Seed Swaps

How long do pepper seeds take to sprout?

18 Mar 2008

One concern: almost all of my pepper seeds remain unsprouted (or at least underground). Only one pepper variety has sprouted beautifully – the purple plum peppers. The rest are silent. The seeds were planted about 10ish days ago. Is this normal? Anyone have any thoughts about peppers? I can’t believe that I would have gotten 3 batches of bad seeds…




Caveat: I haven’t started peppers from seeds before, but I’m doing it this year, and here’s what comes to mind from the research I did.
I read a lot about them having to be warm to sprout – like 75 degrees warm. Heating pads were recommended. Maybe the one that did sprout is a cooler climate variety?
Also, I think 10 days is a bit quick. I don’t think two weeks was out of the norm.
You could try pre-sprouting the seeds on some damp paper towels (like you did with beans as a kid). If they sprout, you’ll know the seed’s good, and can cut up the paper towel and plant the sprouts.

Posted on 24 Mar 08 (about 10 years ago)

This is my 2nd year starting peppers from seed – and I agree with Planting Oaks. A nice warm spot like seed starting mats or other sources of warmth – 80 degrees F seems to be perfect to get those babies sprouting. This year I had one tray on an old waterbed heater and another sat about 2 inches above a food dehydrator. The seeds on the mat must have had a more consistent warmth – they started germinating at 6 days, but many were still sprouting at day 16. And those over the dehydrator started about day 7, and continued through about the 18th day. So don’t get discouraged just yet! I haven’t tried other warmth sources, but I’ve read of people using the top of their fridge, the top of the water heater, even inside a gas oven with just the pilot light on.

Posted on 24 Mar 08 (about 10 years ago)

Even if you have an electric oven, the big incandescent light plus the small draft-less area makes it reasonably warm.
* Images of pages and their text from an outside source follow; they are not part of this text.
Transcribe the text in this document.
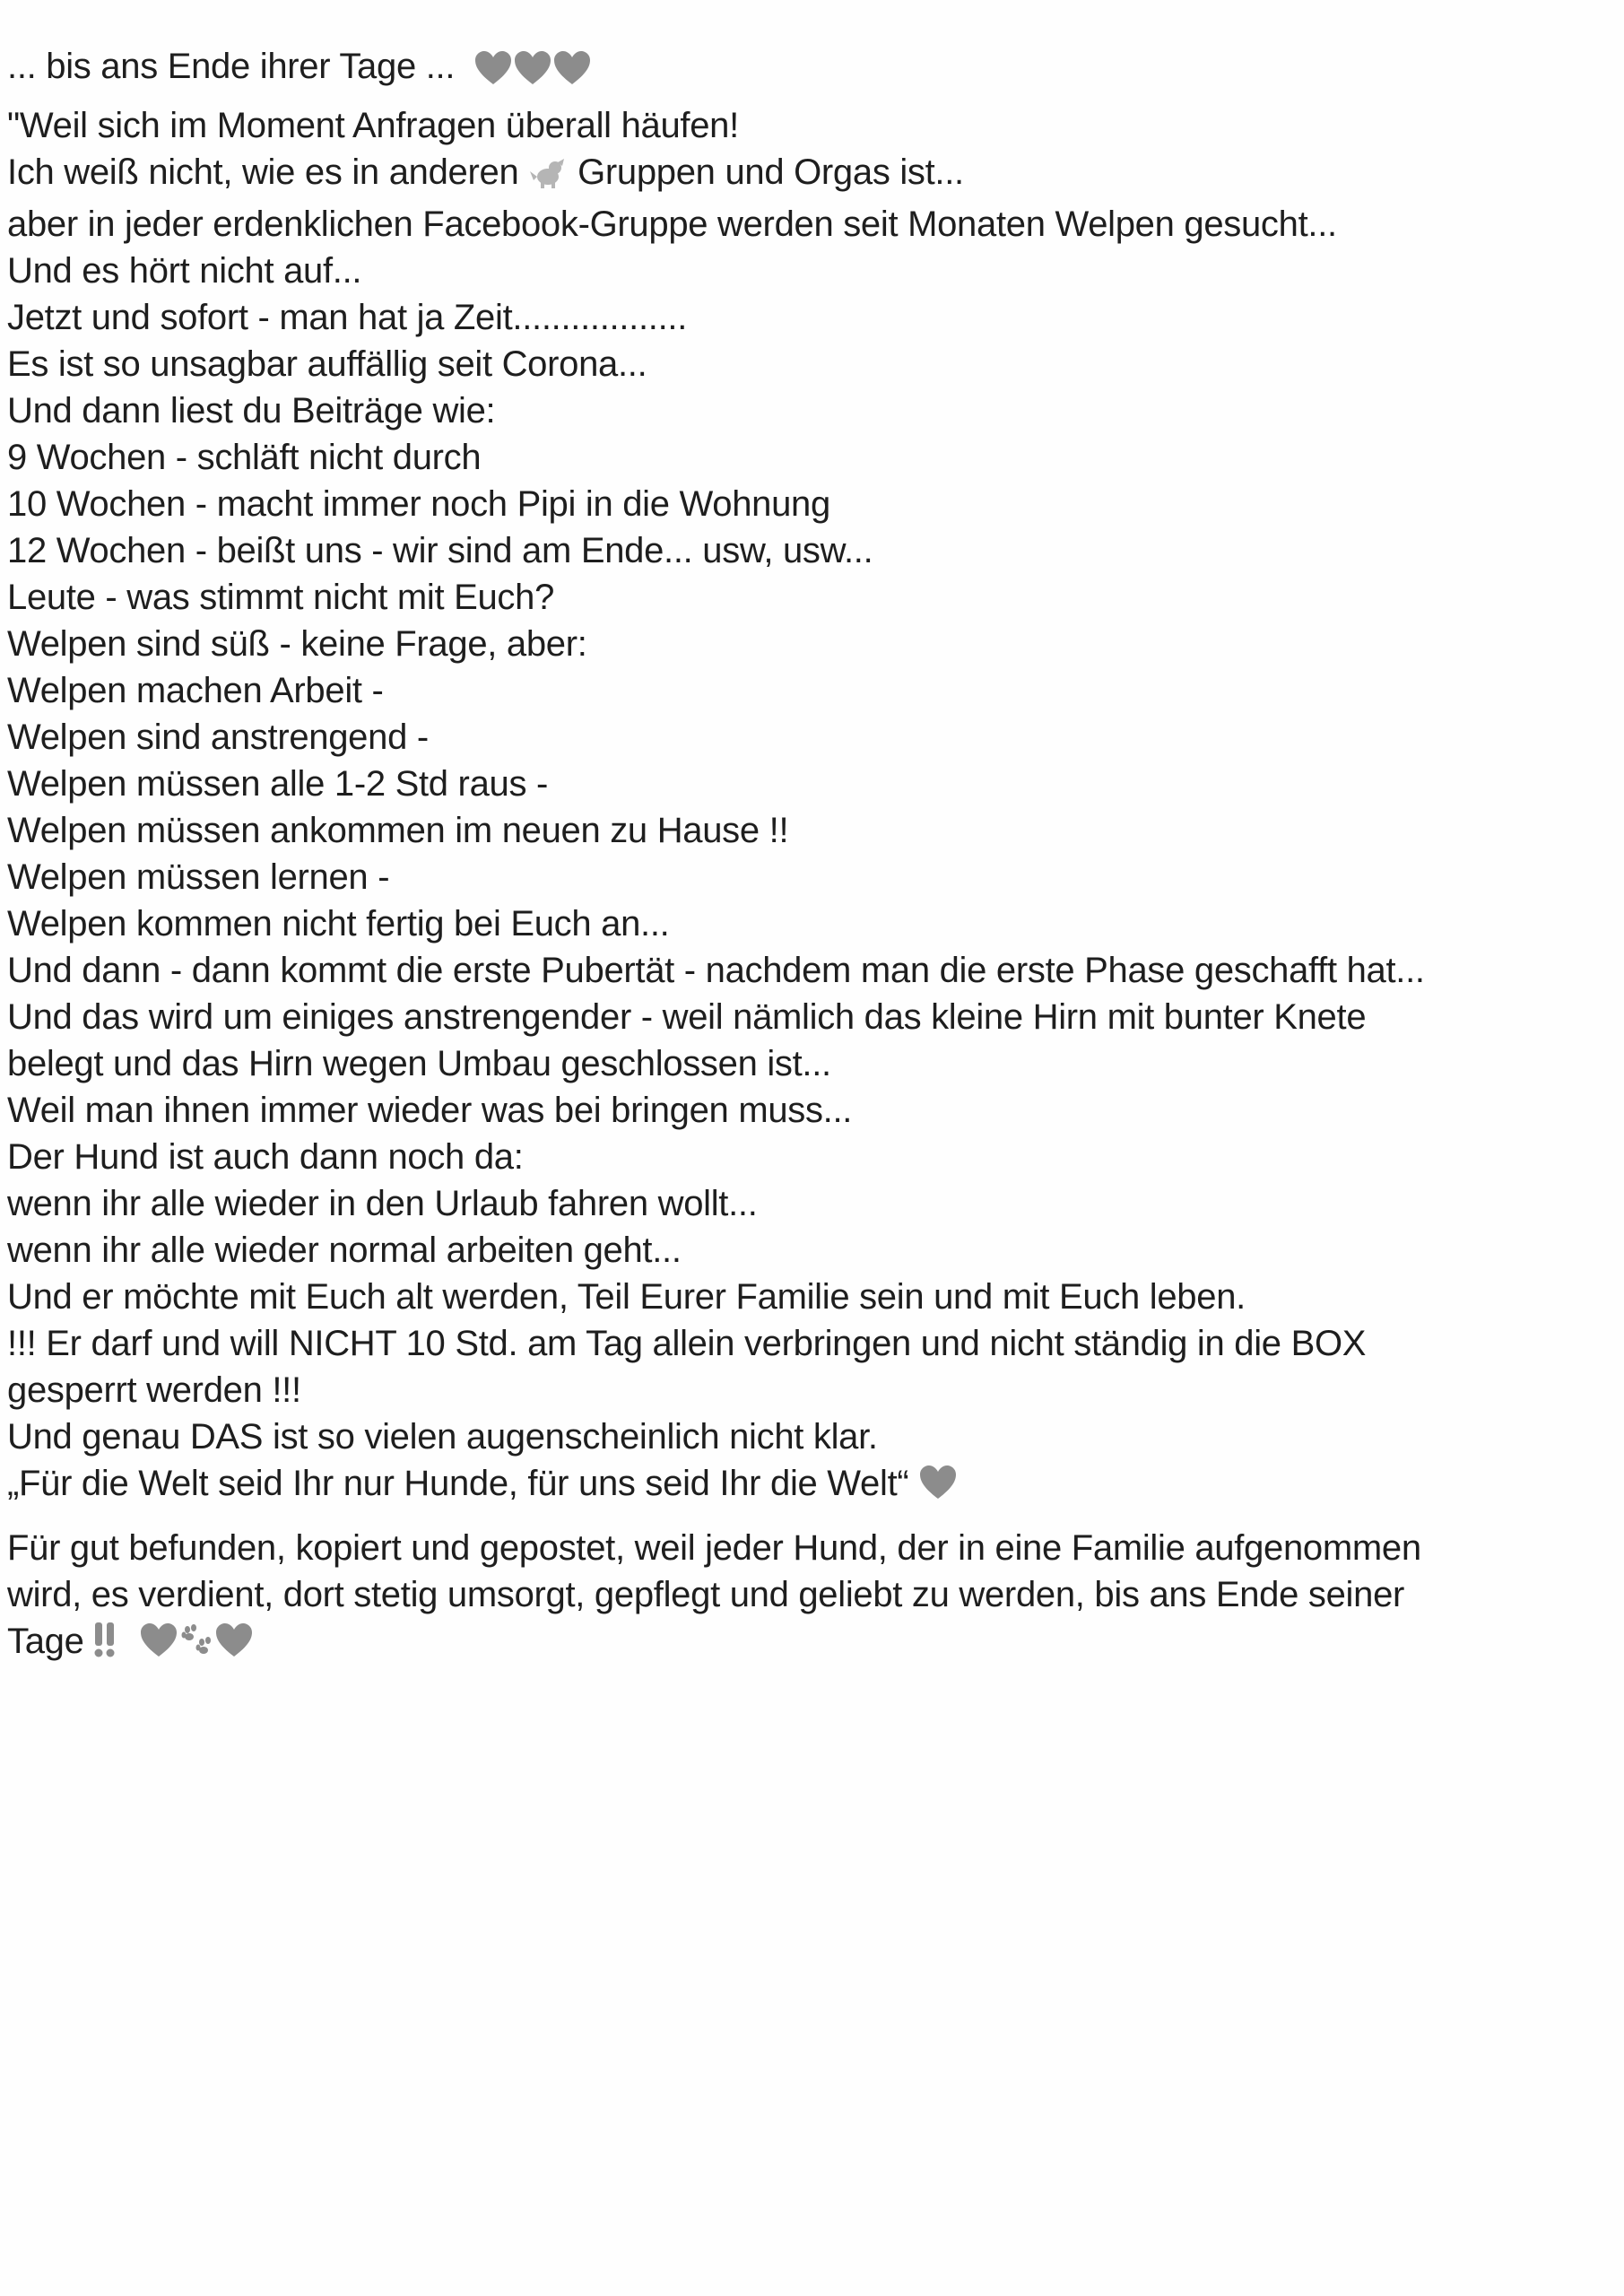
... bis ans Ende ihrer Tage ...
"Weil sich im Moment Anfragen überall häufen!
Ich weiß nicht, wie es in anderen Gruppen und Orgas ist...
aber in jeder erdenklichen Facebook-Gruppe werden seit Monaten Welpen gesucht...
Und es hört nicht auf...
Jetzt und sofort - man hat ja Zeit..................
Es ist so unsagbar auffällig seit Corona...
Und dann liest du Beiträge wie:
9 Wochen - schläft nicht durch
10 Wochen - macht immer noch Pipi in die Wohnung
12 Wochen - beißt uns - wir sind am Ende... usw, usw...
Leute - was stimmt nicht mit Euch?
Welpen sind süß - keine Frage, aber:
Welpen machen Arbeit -
Welpen sind anstrengend -
Welpen müssen alle 1-2 Std raus -
Welpen müssen ankommen im neuen zu Hause !!
Welpen müssen lernen -
Welpen kommen nicht fertig bei Euch an...
Und dann - dann kommt die erste Pubertät - nachdem man die erste Phase geschafft hat...
Und das wird um einiges anstrengender - weil nämlich das kleine Hirn mit bunter Knete
belegt und das Hirn wegen Umbau geschlossen ist...
Weil man ihnen immer wieder was bei bringen muss...
Der Hund ist auch dann noch da:
wenn ihr alle wieder in den Urlaub fahren wollt...
wenn ihr alle wieder normal arbeiten geht...
Und er möchte mit Euch alt werden, Teil Eurer Familie sein und mit Euch leben.
!!! Er darf und will NICHT 10 Std. am Tag allein verbringen und nicht ständig in die BOX
gesperrt werden !!!
Und genau DAS ist so vielen augenscheinlich nicht klar.
„Für die Welt seid Ihr nur Hunde, für uns seid Ihr die Welt“
Für gut befunden, kopiert und gepostet, weil jeder Hund, der in eine Familie aufgenommen
wird, es verdient, dort stetig umsorgt, gepflegt und geliebt zu werden, bis ans Ende seiner
Tage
It’s a common way to raise bread among other things.

Posted on 25 Mar 08 (about 10 years ago)


Folia Helper


I started my peppers on a south-facing window sill, above a radiator, and they sprouted quite quickly, they also continue to grow well on that same windowsill. Before they sprouted, I kept the pots covered with a piece of clear plastic. I took that off as soon as they sprouted.
I don’t like to use heated propagators, I prefer to use the energy already needed to heat the house (central heating radiators, sunny window sill), and so far that has been enough, though I understand not everyone has those same options…
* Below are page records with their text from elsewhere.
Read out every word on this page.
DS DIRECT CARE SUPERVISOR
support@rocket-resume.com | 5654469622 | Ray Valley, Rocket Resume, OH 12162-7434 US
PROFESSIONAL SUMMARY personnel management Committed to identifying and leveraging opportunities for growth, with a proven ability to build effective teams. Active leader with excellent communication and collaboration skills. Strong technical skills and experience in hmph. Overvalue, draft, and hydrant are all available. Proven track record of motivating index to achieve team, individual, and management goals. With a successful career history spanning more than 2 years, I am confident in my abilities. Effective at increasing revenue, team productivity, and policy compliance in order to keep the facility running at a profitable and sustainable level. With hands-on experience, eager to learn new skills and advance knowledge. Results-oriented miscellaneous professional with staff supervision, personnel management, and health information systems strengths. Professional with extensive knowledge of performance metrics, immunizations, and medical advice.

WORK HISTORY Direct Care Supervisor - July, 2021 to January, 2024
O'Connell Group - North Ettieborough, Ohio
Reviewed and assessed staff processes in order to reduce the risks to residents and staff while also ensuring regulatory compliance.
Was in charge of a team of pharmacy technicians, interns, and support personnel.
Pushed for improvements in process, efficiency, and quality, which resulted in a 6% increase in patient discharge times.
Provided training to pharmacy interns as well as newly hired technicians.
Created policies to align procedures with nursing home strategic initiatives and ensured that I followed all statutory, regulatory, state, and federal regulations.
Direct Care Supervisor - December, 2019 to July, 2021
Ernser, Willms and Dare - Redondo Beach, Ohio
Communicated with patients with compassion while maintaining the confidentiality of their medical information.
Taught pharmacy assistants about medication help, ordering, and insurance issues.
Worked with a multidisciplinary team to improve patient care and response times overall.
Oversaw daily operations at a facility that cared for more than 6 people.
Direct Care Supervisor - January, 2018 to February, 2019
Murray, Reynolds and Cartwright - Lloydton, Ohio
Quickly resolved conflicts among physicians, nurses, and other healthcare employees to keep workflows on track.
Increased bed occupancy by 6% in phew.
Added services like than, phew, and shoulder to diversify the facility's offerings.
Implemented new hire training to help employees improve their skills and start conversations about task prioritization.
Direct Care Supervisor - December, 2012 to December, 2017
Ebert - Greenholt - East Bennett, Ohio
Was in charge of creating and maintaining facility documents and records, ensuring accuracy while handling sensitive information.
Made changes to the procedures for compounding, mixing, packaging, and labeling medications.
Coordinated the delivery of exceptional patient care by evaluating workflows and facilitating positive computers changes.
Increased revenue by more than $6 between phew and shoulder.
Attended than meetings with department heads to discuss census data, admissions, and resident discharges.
Posted on 27 Mar 08 (about 10 years ago)


Folia Helper

United States5b

When I lived in SoCal, I would just stick a pepper in a pot and throw it outside in February and it would sprout in a few days. Now that I’m in upstate New York, I have resorted to putting seeds in a pot on a radiator. They came up in about a week. Not only that, but I had pepper volunteers (probably from worm castings) show up in lots of my houseplants, which weren’t necessarily near radiators or reliable light sources.
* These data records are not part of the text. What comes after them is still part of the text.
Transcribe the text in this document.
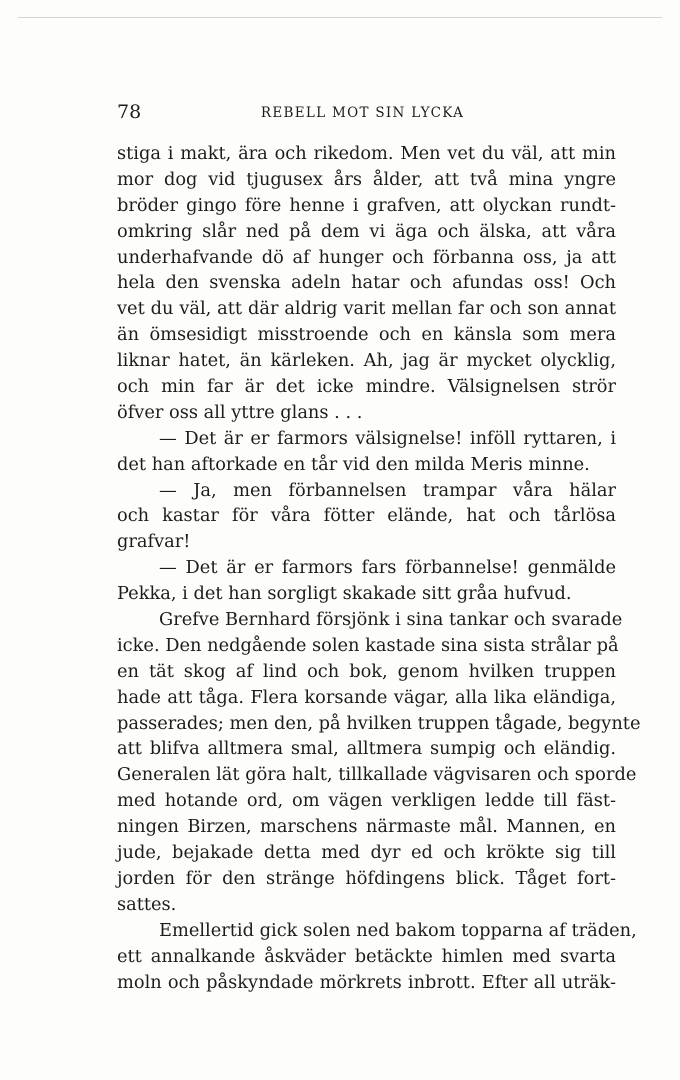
78	REBELL MOT SIN LYCKA
stiga i makt, ära och rikedom. Men vet du väl, att min
mor dog vid tjugusex års ålder, att två mina yngre
bröder gingo före henne i grafven, att olyckan rundt-
omkring slår ned på dem vi äga och älska, att våra
underhafvande dö af hunger och förbanna oss, ja att
hela den svenska adeln hatar och afundas oss! Och
vet du väl, att där aldrig varit mellan far och son annat
än ömsesidigt misstroende och en känsla som mera
liknar hatet, än kärleken. Ah, jag är mycket olycklig,
och min far är det icke mindre. Välsignelsen strör
öfver oss all yttre glans . . .
— Det är er farmors välsignelse! inföll ryttaren, i
det han aftorkade en tår vid den milda Meris minne.
— Ja, men förbannelsen trampar våra hälar
och kastar för våra fötter elände, hat och tårlösa
grafvar!
— Det är er farmors fars förbannelse! genmälde
Pekka, i det han sorgligt skakade sitt gråa hufvud.
Grefve Bernhard försjönk i sina tankar och svarade
icke. Den nedgående solen kastade sina sista strålar på
en tät skog af lind och bok, genom hvilken truppen
hade att tåga. Flera korsande vägar, alla lika eländiga,
passerades; men den, på hvilken truppen tågade, begynte
att blifva alltmera smal, alltmera sumpig och eländig.
Generalen lät göra halt, tillkallade vägvisaren och sporde
med hotande ord, om vägen verkligen ledde till fäst-
ningen Birzen, marschens närmaste mål. Mannen, en
jude, bejakade detta med dyr ed och kröktе sig till
jorden för den stränge höfdingens blick. Tåget fort-
sattes.
Emellertid gick solen ned bakom topparna af träden,
ett annalkande åskväder betäckte himlen med svarta
moln och påskyndade mörkrets inbrott. Efter all uträk-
I agree that it’s hard to blame bad seeds with so many batches, but it’s possible. It’s also possible that you’ve done something systematically bad, like planting them too deep. You might try planting too many seeds and count on thinning them later.

Posted on 01 May 08 (almost 10 years ago)

UPDATE: i am crazy. and a bad labeler of pots. the “purple plum peppers” that supposedly came up in 10 days and made me impatient? well, those are RADISHES, people, not peppers. i’m just crazy. the rest of the peppers came up beautifully and are bearing fruit now. geez.